Back in the first decade of the 21st century, Ann K. landed in Bloomington Indiana when her husband, Jeffrey Joel, wanted to attend law school at IU in the middle of his life. Four months later, after one semester, he died. That was early January, 2003. Ann was now alone in a boring ranch house in a typical American suburb — a life style she had always detested. (Her own life style had been decidedly unusual; prior to moving, they had lived for over a decade in a 20-foot diameter yurt in the Tetons of Wyoming.)
Two years after Jeff died, while attending an intentional community conference in Yellow Springs Ohio, Ann came to the realization that she would need to live in an intentional community if she wished to survive the coming economic and social turbulence.
But should she join one, or should she start one; and if so, where and how? Needless to say, the latter prospect was daunting. While driving back to Bloomington, fearfully obsessing on this question, a small voice whispered, intently: “Just change perceptions in your neighborhood.”
Huh? What did that mean?
Well, she found out.
In 2006 she took the Permaculture Design Course, and from the first eloquent sentence out of instructor Peter Bane‘s mouth, she knew: permaculture is the wave of the future. THIS is what the world needs if humanity is to survive the coming chaos.
Why? Because permaculture can be practiced anywhere, can even regenerate dry deserts, crawl up mountain ridges.

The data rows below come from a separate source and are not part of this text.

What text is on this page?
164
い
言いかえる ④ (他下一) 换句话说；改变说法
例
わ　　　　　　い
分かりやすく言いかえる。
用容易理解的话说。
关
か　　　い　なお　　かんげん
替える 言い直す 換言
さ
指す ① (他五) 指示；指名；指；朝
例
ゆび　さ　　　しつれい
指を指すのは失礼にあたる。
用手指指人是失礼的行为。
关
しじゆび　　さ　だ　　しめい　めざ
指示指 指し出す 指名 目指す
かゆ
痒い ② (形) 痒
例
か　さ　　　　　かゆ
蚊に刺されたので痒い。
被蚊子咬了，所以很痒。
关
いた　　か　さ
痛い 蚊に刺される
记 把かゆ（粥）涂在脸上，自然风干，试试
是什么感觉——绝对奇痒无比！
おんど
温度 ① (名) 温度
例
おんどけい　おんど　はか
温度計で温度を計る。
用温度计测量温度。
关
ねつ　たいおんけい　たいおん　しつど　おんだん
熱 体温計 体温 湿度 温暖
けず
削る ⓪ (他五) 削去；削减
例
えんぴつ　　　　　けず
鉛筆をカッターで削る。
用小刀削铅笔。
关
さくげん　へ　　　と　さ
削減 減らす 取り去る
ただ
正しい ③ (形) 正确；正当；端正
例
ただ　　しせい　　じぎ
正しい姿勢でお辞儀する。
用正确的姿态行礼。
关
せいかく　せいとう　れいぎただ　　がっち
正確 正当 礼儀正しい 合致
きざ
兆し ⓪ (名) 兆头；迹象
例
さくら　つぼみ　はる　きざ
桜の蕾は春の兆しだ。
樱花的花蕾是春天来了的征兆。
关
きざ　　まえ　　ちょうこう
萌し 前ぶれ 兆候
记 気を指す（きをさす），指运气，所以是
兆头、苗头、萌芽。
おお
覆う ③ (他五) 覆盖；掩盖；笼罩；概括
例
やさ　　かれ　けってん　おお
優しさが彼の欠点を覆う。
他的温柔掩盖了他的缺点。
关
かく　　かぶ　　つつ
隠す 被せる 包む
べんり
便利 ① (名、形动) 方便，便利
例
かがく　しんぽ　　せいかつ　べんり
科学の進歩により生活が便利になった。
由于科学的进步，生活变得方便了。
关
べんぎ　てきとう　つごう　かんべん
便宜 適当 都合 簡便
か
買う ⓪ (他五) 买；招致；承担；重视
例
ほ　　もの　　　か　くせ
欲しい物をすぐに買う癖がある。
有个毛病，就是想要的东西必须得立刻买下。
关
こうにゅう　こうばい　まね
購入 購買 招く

At the end of 2009 she purchased the house next door. In spring 2010, she began to transform its big, sunny side lawn into a neighborhood garden, via permaculture workshops, guided by Peter Bane’s partner, Keith Johnson.
That was the beginning.
Prior to that, for her “practicum” in the 2006 Permaculture Design Course, and at Peter Bane’s suggestion, Ann and two then Green Acres neighbors also in the course, spent five days envisioning a permaculture design for the entire Green Acres Neighborhood (460 homes, mostly student rentals, right next to IU).
Most of the items on the two WISH LISTS below, were dreamed up for the design created during our practicum. Note that our visions were for the entire neighborhood. Some of them, however, have been realized here, in our tiny three-home Green Acres Permaculture Village.
Yes. After a number of false starts, Ann decided to just focus her own property, rather than attempt to organize and educate the entire neighborhood all at once. (A task all the more daunting when most homes are owned by realtors, and most student renters move each year.)
Instead of imagining what the neighborhood could be like if its residents (and real estate owners) paid attention to glorious possibilities for the future, she began to demonstrate that future, bit by bit, at home.
This website attempts to document the evolution of that process.